Cependant, les avionneurs américain et européen pourraient trouver en leurs
clients militaires des alliés inattendus pour épauler leurs ambitions de
limiter le poids de l’externalisation. On peut en effet s’interroger sur les
effets à long terme de ce repositionnement sur les activités militaires des
constructeurs. En cas de succès, tant Boeing qu’Airbus verraient leurs poids et
leurs compétences renforcés, au profit de leurs programmes militaires. Dès
lors, les gouvernements respectifs pourraient appuyer ce mouvement, trouvant un
intérêt certain en la réintégration de certaines productions critiques dans le
giron de leurs avionneurs.
À
titre d’exemple, les déboires de l’a400M dus aux malfaçons de la boîte de
vitesse du TP400, fournie par Avio Aero (propriété du groupe General Electric)
et qui pèsent sur sa disponibilité opérationnelle – de même que sur les comptes
d’Airbus – font cas d’école. À l’heure
où les industriels s’efforcent de résoudre ces problèmes techniques, l’on peut
se demander si la réintégration de la production de pièces critiques
comparables à cette boîte de vitesse ne serait pas susceptible d’accélérer et
de faciliter la résolution de ce type d’incidents. Voire les prévenir. En
théorie, limiter le recours à la sous-traitance pourrait permettre de supprimer
l’inertie inhérente à la multiplicité des acteurs, et assurer un contrôle
qualité plus étroit et homogène.
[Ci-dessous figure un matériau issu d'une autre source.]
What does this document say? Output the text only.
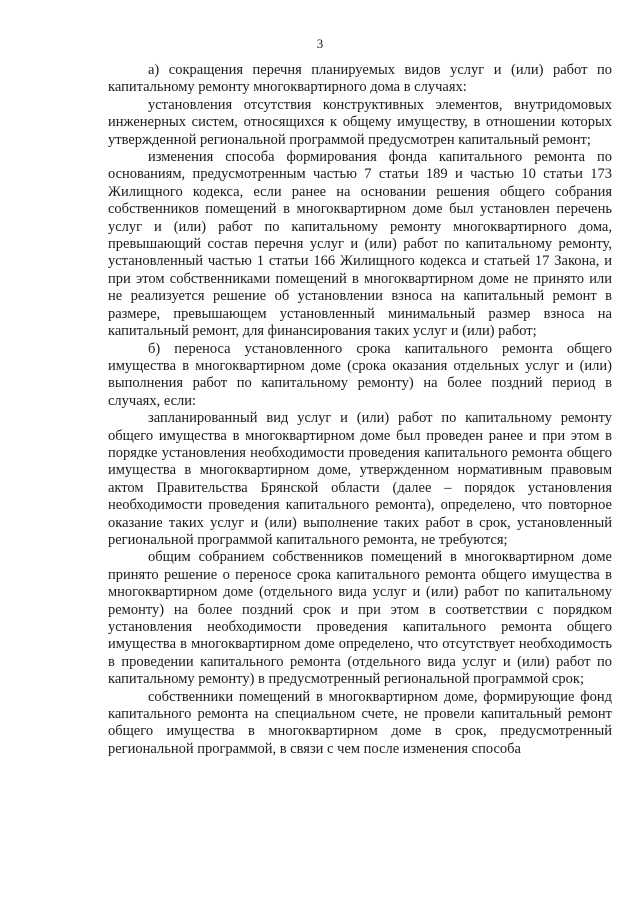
3

а) сокращения перечня планируемых видов услуг и (или) работ по капитальному ремонту многоквартирного дома в случаях:

установления отсутствия конструктивных элементов, внутридомовых инженерных систем, относящихся к общему имуществу, в отношении которых утвержденной региональной программой предусмотрен капитальный ремонт;

изменения способа формирования фонда капитального ремонта по основаниям, предусмотренным частью 7 статьи 189 и частью 10 статьи 173 Жилищного кодекса, если ранее на основании решения общего собрания собственников помещений в многоквартирном доме был установлен перечень услуг и (или) работ по капитальному ремонту многоквартирного дома, превышающий состав перечня услуг и (или) работ по капитальному ремонту, установленный частью 1 статьи 166 Жилищного кодекса и статьей 17 Закона, и при этом собственниками помещений в многоквартирном доме не принято или не реализуется решение об установлении взноса на капитальный ремонт в размере, превышающем установленный минимальный размер взноса на капитальный ремонт, для финансирования таких услуг и (или) работ;

б) переноса установленного срока капитального ремонта общего имущества в многоквартирном доме (срока оказания отдельных услуг и (или) выполнения работ по капитальному ремонту) на более поздний период в случаях, если:

запланированный вид услуг и (или) работ по капитальному ремонту общего имущества в многоквартирном доме был проведен ранее и при этом в порядке установления необходимости проведения капитального ремонта общего имущества в многоквартирном доме, утвержденном нормативным правовым актом Правительства Брянской области (далее – порядок установления необходимости проведения капитального ремонта), определено, что повторное оказание таких услуг и (или) выполнение таких работ в срок, установленный региональной программой капитального ремонта, не требуются;

общим собранием собственников помещений в многоквартирном доме принято решение о переносе срока капитального ремонта общего имущества в многоквартирном доме (отдельного вида услуг и (или) работ по капитальному ремонту) на более поздний срок и при этом в соответствии с порядком установления необходимости проведения капитального ремонта общего имущества в многоквартирном доме определено, что отсутствует необходимость в проведении капитального ремонта (отдельного вида услуг и (или) работ по капитальному ремонту) в предусмотренный региональной программой срок;

собственники помещений в многоквартирном доме, формирующие фонд капитального ремонта на специальном счете, не провели капитальный ремонт общего имущества в многоквартирном доме в срок, предусмотренный региональной программой, в связи с чем после изменения способа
De même, en permettant une responsabilité sans
équivoque, celle-ci se diluant de facto
en fonction du nombre d’acteurs, la fabrication en interne aurait pour double
avantage :
-
De rendre plus équitable les critiques des
clients militaires en cas de problème, les maîtres d’œuvre aéronautiques ayant
dès lors le contrôle réel et effectif de leurs lignes de production, et donc la
responsabilité incontestable quant aux erreurs éventuellement commises en
interne (ce qui n’est pas le cas d’un fournisseur dont le poids, parfois somme
toute relatif sur un programme, ne lui permet pas d’assumer seul l’intégralité
des conséquences financières et réputationnelles d’un retard de livraison ou
d’une malfaçon).
-
D’accroître la sécurité d’approvisionnement,
notamment au regard des aléas politiques, en relocalisant certaines productions
sur le territoire national et en accroissant la transparence de la chaine de
valeur qui peut parfois compter plusieurs centaines de fournisseurs. Le scandale provoqué par l’intégration de puces
électroniques de contrefaçon d’origine chinoise dans des systèmes militaires
américains reste, à ce titre, une illustration marquante.
Néanmoins, il convient de se garder de verser dans l’excès
inverse, et de ne pas exacerber davantage des oligopoles dont une trop grande
puissance pourrait pousser à des effets délétères : concurrence phagocytée,
innovation étouffée… De même qu’il ne s’agit pas de revenir à une logique
d’arsenaux militaires, complètement coupés de toute réalité économique et
inefficients.
Toute
la subtilité de l’exercice réside donc dans le maintien d’un fragile équilibre
entre sous-traitants et maîtres d’œuvre. Un équilibre que la puissance
publique, au bénéfice de son indépendance stratégique, se doit de protéger.
Enfin,
cette même puissance publique serait bien inspirée de prendre note de cette
charge des maîtres d’œuvre à l’encontre de l’externalisation, dont les
bénéfices semblent aujourd’hui moins vérifiés, alors même que le partenariat
public-privé est vu comme le moyen privilégié de « lisser » les
investissements dans un contexte budgétaire tendu.